Вопрос

I have a model User and a model Thing. A User can own zero or more Things. A Thing may be owned by zero or more Users. Ordinarily I would add in a third table Thing_Ownership linking Users to Things but I would like to take advantage of SQLAlchemy's backref feature so that if I had a User instance george I could call george.inventory to get a list of Things that belong to george.

What is the best way to go about this, or should I just add a third model and implement User.inventory as a search through a third Thing_Ownership model for relevant relationships?

Это было полезно?

Решение

Check out SQLAlchemy's documentation on Many to Many relationships - it should do exactly what you're looking for.

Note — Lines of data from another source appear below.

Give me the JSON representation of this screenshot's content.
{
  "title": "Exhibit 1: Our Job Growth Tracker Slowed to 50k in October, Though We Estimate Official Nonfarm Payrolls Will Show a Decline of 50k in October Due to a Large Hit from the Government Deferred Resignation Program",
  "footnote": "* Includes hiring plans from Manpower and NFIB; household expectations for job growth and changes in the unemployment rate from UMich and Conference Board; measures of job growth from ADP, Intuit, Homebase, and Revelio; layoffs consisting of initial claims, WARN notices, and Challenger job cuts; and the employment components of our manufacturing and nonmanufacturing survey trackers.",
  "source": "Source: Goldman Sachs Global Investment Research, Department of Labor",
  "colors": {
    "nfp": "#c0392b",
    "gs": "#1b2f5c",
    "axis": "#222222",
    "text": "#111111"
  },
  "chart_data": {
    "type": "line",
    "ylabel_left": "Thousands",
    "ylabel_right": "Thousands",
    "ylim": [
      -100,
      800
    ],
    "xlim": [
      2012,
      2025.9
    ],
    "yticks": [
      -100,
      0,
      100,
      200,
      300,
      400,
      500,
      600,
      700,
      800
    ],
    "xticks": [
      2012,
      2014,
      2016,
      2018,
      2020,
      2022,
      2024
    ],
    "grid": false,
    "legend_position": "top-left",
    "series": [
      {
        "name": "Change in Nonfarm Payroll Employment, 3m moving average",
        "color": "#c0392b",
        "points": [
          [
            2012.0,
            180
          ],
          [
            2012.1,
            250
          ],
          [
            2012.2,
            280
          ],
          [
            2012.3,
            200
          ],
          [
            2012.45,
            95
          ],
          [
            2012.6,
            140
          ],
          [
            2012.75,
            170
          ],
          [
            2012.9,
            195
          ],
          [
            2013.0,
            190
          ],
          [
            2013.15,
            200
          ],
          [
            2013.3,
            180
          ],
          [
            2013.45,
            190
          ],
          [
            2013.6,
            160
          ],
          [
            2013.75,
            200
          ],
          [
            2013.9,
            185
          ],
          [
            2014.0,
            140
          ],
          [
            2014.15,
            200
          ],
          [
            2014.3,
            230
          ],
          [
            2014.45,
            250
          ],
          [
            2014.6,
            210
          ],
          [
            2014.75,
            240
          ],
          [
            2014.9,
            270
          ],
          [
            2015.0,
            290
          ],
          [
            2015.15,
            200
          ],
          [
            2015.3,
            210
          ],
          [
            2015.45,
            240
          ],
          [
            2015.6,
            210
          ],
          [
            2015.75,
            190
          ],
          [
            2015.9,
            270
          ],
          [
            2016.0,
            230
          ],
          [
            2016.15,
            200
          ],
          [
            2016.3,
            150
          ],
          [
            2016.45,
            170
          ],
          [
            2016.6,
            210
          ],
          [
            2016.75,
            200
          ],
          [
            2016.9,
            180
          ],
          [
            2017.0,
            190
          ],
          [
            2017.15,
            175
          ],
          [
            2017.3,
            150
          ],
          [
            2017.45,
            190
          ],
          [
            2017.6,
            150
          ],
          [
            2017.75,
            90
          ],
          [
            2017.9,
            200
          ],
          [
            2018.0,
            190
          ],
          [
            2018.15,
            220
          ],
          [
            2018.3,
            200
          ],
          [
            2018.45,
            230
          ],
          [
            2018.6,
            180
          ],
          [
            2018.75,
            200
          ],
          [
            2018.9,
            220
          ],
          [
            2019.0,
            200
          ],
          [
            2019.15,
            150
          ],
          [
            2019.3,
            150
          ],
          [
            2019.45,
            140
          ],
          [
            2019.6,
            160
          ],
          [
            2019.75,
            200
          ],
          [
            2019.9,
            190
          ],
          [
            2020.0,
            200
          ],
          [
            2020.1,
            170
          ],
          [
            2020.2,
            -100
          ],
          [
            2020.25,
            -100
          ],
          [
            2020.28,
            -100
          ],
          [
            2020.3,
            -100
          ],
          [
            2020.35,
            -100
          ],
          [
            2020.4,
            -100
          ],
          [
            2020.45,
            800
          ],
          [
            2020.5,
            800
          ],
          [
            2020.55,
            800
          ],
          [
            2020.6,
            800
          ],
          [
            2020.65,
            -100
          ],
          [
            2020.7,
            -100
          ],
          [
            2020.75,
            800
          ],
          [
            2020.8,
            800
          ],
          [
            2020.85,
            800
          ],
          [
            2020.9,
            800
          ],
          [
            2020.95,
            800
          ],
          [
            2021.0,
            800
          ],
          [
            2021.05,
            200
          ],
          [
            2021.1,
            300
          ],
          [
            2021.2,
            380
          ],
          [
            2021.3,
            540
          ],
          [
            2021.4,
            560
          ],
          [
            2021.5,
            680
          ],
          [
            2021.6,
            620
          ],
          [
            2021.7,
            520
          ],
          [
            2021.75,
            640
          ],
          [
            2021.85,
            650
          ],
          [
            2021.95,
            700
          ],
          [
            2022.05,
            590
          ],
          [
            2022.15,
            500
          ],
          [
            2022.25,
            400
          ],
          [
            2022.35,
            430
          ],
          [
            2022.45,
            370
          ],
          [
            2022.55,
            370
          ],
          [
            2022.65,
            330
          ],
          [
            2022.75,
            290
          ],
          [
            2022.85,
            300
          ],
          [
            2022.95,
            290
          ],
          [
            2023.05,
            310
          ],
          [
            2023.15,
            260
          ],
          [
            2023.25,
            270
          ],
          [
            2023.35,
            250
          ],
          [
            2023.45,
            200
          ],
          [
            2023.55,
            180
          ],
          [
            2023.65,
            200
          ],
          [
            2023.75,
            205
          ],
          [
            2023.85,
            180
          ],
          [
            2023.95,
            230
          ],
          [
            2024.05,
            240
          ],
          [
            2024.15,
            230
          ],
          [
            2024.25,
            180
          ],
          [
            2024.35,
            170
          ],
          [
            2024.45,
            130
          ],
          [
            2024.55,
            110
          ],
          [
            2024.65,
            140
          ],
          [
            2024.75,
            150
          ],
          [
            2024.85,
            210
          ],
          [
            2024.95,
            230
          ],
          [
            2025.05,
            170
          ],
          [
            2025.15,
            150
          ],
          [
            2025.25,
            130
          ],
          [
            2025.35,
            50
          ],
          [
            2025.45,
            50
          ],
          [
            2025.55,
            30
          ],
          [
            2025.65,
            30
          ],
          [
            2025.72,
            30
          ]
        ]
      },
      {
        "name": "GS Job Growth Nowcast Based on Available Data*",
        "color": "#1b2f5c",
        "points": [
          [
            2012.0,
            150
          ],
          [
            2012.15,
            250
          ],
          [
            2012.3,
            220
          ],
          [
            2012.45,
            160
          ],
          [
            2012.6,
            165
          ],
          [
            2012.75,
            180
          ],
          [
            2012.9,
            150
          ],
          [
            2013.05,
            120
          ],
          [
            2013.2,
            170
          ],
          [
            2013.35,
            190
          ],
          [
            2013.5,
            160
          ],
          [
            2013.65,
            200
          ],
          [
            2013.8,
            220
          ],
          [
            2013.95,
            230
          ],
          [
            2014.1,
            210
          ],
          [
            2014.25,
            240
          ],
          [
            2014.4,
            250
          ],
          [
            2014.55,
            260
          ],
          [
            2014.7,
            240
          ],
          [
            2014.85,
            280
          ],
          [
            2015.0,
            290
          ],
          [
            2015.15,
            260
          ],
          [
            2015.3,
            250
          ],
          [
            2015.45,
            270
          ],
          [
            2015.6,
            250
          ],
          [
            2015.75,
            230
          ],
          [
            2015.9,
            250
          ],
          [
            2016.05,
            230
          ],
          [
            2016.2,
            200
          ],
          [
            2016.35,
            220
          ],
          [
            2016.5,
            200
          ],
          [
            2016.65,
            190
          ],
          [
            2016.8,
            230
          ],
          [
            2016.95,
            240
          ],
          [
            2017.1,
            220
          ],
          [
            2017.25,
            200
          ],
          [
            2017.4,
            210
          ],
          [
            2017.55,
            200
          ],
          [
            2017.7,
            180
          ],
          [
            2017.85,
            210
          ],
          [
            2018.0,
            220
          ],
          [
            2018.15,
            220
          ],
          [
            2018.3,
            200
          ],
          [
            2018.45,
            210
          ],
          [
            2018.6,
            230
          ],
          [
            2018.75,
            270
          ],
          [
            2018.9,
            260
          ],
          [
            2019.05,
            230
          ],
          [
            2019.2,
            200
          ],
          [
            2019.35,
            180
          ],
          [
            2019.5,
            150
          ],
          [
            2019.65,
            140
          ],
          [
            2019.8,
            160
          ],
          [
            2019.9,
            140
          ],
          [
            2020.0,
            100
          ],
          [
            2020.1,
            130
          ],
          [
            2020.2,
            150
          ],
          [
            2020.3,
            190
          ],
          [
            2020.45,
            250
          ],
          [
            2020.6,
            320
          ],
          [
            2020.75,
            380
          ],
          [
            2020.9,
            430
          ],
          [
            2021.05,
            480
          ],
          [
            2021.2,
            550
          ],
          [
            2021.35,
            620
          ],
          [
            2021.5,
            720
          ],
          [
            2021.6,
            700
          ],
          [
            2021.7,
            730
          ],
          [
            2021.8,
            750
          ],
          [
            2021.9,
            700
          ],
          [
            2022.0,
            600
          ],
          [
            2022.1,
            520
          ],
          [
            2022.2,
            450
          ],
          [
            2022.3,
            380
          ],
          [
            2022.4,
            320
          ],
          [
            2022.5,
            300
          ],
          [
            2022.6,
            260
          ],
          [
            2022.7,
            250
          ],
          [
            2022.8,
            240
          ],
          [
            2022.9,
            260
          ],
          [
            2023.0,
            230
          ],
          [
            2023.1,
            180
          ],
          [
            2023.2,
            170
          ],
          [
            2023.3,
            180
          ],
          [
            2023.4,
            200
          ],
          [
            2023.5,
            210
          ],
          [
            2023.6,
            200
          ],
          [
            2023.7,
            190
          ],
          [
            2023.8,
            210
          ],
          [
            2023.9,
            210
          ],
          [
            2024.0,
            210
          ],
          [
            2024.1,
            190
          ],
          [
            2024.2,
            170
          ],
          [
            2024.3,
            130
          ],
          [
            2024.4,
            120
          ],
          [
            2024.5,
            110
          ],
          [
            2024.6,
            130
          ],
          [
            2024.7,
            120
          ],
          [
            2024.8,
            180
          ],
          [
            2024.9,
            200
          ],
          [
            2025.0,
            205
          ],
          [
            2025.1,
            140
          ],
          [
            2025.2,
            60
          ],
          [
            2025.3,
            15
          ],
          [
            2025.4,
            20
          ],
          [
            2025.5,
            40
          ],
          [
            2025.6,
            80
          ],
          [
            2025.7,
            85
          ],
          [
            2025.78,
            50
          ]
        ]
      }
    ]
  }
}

So if you have models for User and Thing, you can set up a secondary parameter in your relationship:

from sqlalchemy import Table, Integer, Column, ForeignKey
from sqlalchemy.orm import relationship, backref
from sqlalchemy.ext.declarative import declarative_base

Base = declarative_base()

association_table = Table('association', Base.metadata,
    Column('user_id', Integer, ForeignKey('user.id')),
    Column('thing_id', Integer, ForeignKey('thing.id'))
)

class User(Base):
    __tablename__ = 'user'
    # Whatever you need in this model
    inventory = relationship('Thing', secondary = association_table, backref = 'users')

class Thing(Base):
    __tablename__ = 'thing'
    # Whatever you need in this model

You can then access a list of Things belonging to a User instantiated as george by calling george.inventory.

Hope this helps.

EDIT: Reread your question and saw you wanted to use backref - added code to do that.
EDIT 2: Left out a really important part.